PORTLAND, Maine — Last weekend, when many in the city were abuzz about loosened restrictions for restaurants and gatherings, a group of Mainers got together for a different pandemic recovery plan: forest bathing.
Gathering among the pines and hemlocks of Portland’s Baxter Woods, a 29-acre open space forest, last Sunday’s bathers shed their phones and other technology. They opened with a check-in to get the social energy flowing, then found a comfortable spot in the woods, where they stayed for at least three hours.
Forest bathers can do a number of things, from walking, deep breathing, yoga, eating snacks, pottery or guided meditations. (The “bathing” is more of a spiritual thing — people generally keep their clothes on.)
The overwhelming simplicity of forest bathing can obscure the fact that its impacts are real and scientifically documented. Spending time in nature has well-documented health benefits. Walking around in the woods is one of mankind’s oldest pastimes, but forest therapy as a formal practice is relatively new. In Japan — where forest baths are called “shinrin-yoku” — it emerged as a way to counteract the negative mental and physical effects of office life.
But it’s taken on new meaning after pandemic-induced isolation, which stunted the social ties of many Mainers and shook up their work habits and daily routines.
“In general, being outside with other people is an antidote to what we find ourselves in, pandemic or not,” said Susan Bickford, an artist and certified forest therapy guide who led Sunday’s event. “This contemporary society — it’s a lot.”

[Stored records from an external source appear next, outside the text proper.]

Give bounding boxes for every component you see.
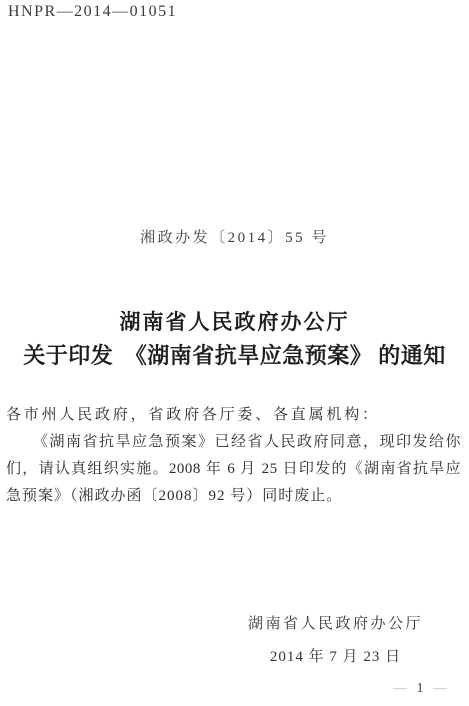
page-number-value: 1: [417, 681, 424, 696]
document-archive-code: HNPR—2014—01051: [8, 3, 177, 21]
body-paragraph-line-2: 们，请认真组织实施。2008 年 6 月 25 日印发的《湖南省抗旱应: [6, 456, 461, 483]
title-issuing-office: 湖南省人民政府办公厅: [0, 308, 469, 336]
signature-date: 2014 年 7 月 23 日: [248, 645, 423, 666]
signature-issuing-office: 湖南省人民政府办公厅: [248, 612, 423, 633]
document-title: 湖南省人民政府办公厅 关于印发 《湖南省抗旱应急预案》 的通知: [0, 308, 469, 371]
document-body: 各市州人民政府，省政府各厅委、各直属机构： 《湖南省抗旱应急预案》已经省人民政府…: [6, 402, 461, 510]
document-page: HNPR—2014—01051 湘政办发〔2014〕55 号 湖南省人民政府办公…: [0, 0, 469, 706]
signature-block: 湖南省人民政府办公厅 2014 年 7 月 23 日: [248, 612, 423, 666]
page-number-right-dash: —: [427, 681, 453, 696]
body-paragraph-line-1: 《湖南省抗旱应急预案》已经省人民政府同意，现印发给你: [6, 429, 461, 456]
body-paragraph-line-3: 急预案》（湘政办函〔2008〕92 号）同时废止。: [6, 483, 461, 510]
title-subject: 关于印发 《湖南省抗旱应急预案》 的通知: [0, 341, 469, 371]
page-number: — 1 —: [387, 681, 453, 697]
document-number: 湘政办发〔2014〕55 号: [0, 226, 469, 247]
page-number-left-dash: —: [387, 681, 413, 696]
body-salutation: 各市州人民政府，省政府各厅委、各直属机构：: [6, 402, 461, 429]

At the invitation of Caitlin Cameron, the city’s urban designer, Bickford started thinking about how to build forest immersion programs as a post-pandemic option for Mainers months ago. They first conceived of designing guided meditations through a mobile app to observe pandemic guidelines, but as vaccinations rolled out, they collaborated to host Sunday’s forest bath for the public.
All the better, Bickford says, because forest bathing is ideally a group experience, where participants can share their experiences before and after.

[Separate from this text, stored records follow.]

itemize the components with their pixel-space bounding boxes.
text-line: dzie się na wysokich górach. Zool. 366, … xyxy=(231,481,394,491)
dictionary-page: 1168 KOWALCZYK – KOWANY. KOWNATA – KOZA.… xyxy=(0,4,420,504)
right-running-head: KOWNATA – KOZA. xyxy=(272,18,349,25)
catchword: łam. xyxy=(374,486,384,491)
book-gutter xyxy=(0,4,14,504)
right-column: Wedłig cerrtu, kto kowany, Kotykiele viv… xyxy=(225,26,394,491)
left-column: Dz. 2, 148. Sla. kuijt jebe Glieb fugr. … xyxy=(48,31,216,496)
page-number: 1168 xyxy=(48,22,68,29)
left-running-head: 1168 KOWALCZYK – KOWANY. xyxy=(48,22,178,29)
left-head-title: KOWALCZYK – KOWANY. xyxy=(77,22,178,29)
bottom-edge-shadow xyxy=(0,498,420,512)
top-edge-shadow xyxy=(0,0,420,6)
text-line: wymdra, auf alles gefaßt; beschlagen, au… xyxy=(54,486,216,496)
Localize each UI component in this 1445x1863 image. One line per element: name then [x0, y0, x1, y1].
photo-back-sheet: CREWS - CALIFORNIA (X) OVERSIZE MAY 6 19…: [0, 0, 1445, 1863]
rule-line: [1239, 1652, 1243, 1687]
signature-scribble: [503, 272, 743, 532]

After a winter of lockdowns, that’s no small task.
“For many of us, Sunday’s forest bath was the first thing we’ve done in a group of strangers [since the pandemic began],” Bickford said. Most participants were vaccinated so wearing masks outside wasn’t much of a concern, and the Center for Disease Control no longer recommends wearing masks in typical outdoor settings.
Drawing 14 people, the event was a prototype for a self-guided forest bathing program that will be ready by this summer in Baxter Woods, Cameron said, with the hope that it could expand toward a series of custom forest bathing trails for different city parks.
The process is “meant to be beneficial through the connections and interactions we have with other people as well as the natural setting,” said Cameron. The urban designer’s been into the idea for awhile: she pitched a city program where colleagues among city staff, many of whom work long office hours, could participate in a forest immersion program with Through the Trees, a Freeport-based nonprofit organization.
Bickford has been instrumental in bringing the practice to Maine. A professor at the University of Maine in Augusta and a longtime artist who works in relational and social practice, she became certified at the Association of Nature and Forest Therapy Guides and Programs. These days, she’s poured some of that education into a summer project called The Stillness Kitchen, an enhanced forest immersion and foraging weekend styled as a weekend getaway at her home on the Sheepscot River, which she operates with the artist Rachel Alexandrou.
“It’s basically mindfulness in nature,” Bickford says about forest bathing. “It’s always a shock to me because it seems so simple, and then people’s response affirms that it’s really healing and unique.”
Correction: A previous version of this story misspelled the Japanese term for “forest bathing.”